Syntax 1 – Standard Country Code/Language Code Syntax – this is the most common where your UK site is managed under www.mydomain.com/en/uk/ or uk/en type structure and this is uniform across the counties. This can also work for those that use /en-uk/ structures.
Questions: Does this format match for all countries? If you have different placements by country we will have to work with you to organize the initial load.
Syntax 2 – Country Code but Non Local Language – a big problem is that many tools want to force the local language pairing for a country but what happens when you have a site for Norway but the content is in English? Most tools would assign /no/no/ to these URL’s but it actually needs to be created as /no/en – our tool allows you to map a unique country site but set the language to English.
Syntax 3 – Global Language Version – this is the case where you do not use country designators but have common languages. For example, if you use a /es version for “any” Spanish speaking countries then we can set it as “Global Spanish.” You can do this by selecting the global language related to the site.

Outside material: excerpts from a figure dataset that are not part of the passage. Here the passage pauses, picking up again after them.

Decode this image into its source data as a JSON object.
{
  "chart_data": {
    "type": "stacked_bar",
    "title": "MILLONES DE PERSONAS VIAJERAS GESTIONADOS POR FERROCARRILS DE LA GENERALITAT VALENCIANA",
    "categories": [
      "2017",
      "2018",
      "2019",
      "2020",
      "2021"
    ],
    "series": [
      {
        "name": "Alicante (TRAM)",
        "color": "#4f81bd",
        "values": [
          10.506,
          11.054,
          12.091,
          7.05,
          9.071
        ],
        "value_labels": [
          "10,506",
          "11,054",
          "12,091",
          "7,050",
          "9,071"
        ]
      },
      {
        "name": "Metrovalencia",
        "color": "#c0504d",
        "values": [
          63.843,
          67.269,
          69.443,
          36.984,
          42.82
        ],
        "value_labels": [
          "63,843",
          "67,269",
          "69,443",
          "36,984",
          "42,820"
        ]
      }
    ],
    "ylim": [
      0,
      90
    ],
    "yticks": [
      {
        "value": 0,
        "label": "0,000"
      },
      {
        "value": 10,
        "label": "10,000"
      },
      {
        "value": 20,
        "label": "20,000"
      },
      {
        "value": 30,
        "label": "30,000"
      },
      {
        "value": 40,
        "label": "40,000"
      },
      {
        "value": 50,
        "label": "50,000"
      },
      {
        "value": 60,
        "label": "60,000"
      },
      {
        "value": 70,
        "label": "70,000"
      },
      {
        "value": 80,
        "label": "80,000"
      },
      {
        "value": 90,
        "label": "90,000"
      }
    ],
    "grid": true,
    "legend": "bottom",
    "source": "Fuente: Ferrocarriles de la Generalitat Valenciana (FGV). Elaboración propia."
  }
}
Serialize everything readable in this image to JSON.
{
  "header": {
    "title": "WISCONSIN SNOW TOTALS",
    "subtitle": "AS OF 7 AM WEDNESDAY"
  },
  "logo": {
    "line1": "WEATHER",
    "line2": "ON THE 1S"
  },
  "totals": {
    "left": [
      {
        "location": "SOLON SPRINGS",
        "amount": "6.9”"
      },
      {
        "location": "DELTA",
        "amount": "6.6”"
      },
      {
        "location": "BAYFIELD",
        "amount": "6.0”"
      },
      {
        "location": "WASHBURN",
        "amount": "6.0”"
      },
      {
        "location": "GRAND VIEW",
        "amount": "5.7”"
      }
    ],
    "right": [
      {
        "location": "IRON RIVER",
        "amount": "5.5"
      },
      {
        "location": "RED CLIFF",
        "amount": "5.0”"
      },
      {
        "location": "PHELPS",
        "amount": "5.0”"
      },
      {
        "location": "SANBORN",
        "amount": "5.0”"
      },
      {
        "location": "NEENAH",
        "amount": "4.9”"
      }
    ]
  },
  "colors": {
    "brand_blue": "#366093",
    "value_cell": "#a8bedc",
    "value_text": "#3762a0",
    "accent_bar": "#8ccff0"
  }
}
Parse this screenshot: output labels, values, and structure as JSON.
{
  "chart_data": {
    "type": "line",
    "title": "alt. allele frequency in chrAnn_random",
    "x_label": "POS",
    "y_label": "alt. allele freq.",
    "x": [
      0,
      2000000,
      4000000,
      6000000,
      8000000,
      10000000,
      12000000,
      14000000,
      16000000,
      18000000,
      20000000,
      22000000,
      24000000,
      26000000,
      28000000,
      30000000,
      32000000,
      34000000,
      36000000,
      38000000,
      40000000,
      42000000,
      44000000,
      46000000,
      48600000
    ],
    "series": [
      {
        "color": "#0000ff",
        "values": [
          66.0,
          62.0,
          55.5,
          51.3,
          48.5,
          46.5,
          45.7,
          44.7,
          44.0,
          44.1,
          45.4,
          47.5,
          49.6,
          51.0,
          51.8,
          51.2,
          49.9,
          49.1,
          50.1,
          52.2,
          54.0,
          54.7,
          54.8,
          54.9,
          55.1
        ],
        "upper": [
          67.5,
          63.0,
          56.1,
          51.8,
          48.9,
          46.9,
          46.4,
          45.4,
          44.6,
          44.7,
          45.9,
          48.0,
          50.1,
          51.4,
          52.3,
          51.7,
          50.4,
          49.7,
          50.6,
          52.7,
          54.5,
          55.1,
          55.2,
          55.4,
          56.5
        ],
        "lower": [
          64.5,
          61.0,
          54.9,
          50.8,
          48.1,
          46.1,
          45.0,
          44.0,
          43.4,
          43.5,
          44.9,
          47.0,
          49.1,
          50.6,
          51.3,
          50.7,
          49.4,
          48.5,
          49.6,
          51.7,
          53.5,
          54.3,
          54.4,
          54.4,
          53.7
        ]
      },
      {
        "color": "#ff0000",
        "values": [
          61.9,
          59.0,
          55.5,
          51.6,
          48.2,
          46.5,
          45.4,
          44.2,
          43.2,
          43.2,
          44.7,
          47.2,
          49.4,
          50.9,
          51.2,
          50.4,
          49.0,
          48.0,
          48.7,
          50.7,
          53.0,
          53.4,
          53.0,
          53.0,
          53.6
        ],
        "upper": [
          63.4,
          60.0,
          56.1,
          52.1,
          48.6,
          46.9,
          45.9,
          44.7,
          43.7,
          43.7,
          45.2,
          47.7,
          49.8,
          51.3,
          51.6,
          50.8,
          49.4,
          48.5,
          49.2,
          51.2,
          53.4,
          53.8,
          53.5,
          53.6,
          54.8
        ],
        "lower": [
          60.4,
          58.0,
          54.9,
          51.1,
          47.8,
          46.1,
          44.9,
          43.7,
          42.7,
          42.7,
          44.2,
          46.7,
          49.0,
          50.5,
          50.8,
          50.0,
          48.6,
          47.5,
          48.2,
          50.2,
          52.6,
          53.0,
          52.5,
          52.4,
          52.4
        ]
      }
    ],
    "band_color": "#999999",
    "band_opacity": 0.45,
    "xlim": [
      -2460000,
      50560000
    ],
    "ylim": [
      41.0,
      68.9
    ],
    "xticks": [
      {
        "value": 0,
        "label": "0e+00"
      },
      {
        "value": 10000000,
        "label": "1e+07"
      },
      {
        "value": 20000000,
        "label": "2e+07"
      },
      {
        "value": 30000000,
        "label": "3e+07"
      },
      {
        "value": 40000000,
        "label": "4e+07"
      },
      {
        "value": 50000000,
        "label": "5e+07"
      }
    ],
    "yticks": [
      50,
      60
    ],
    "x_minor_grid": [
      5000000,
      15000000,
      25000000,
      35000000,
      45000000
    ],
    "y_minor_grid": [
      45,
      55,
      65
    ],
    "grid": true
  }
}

Syntax 4 – Regional Language Versions – while we know there is no country called LATAM or APAC many sites do this for their regional Spanish or English sites. These are often mapped as /latam/ or /apac/en/ so this makes it hard to map these. We have built-in detectors for you to find URL’s with /apac and then assign them to a single or multiple countries in the region. For more information please review Using HREFLang for Regional Sites.
Syntax 5 – Non-Standard Folders and Country Codes – we have encountered a number of multinationals that have a business unit or product folders before the country and language designators. For example www.bigglobalco.com/business_unit/us/en. For this syntax, we have developed a “Regex” element that allows you to tell the too where your country and language elements are located.
Syntax 6 – Language or Country Parameters – unfortunately, if you are using a top-level domain and language or country parameters to designate the pages for each country or language we are not able to build an HREF for these pages as they most likely are not unique pages. A number of sites use Java plugins that “replace” local language elements but use the same base URL.
Syntax 7 – Default Language – If you have a global site that is not associated to any country or language or if you use IP detection you can set any version of the site to be the default version. Using the x=default option we can tell the search engines this is the version to show when there is not a designated local version.
Custome Syntax – Custom Setup – If you have a global site that has a number of different formats we can set a custom regex and map it.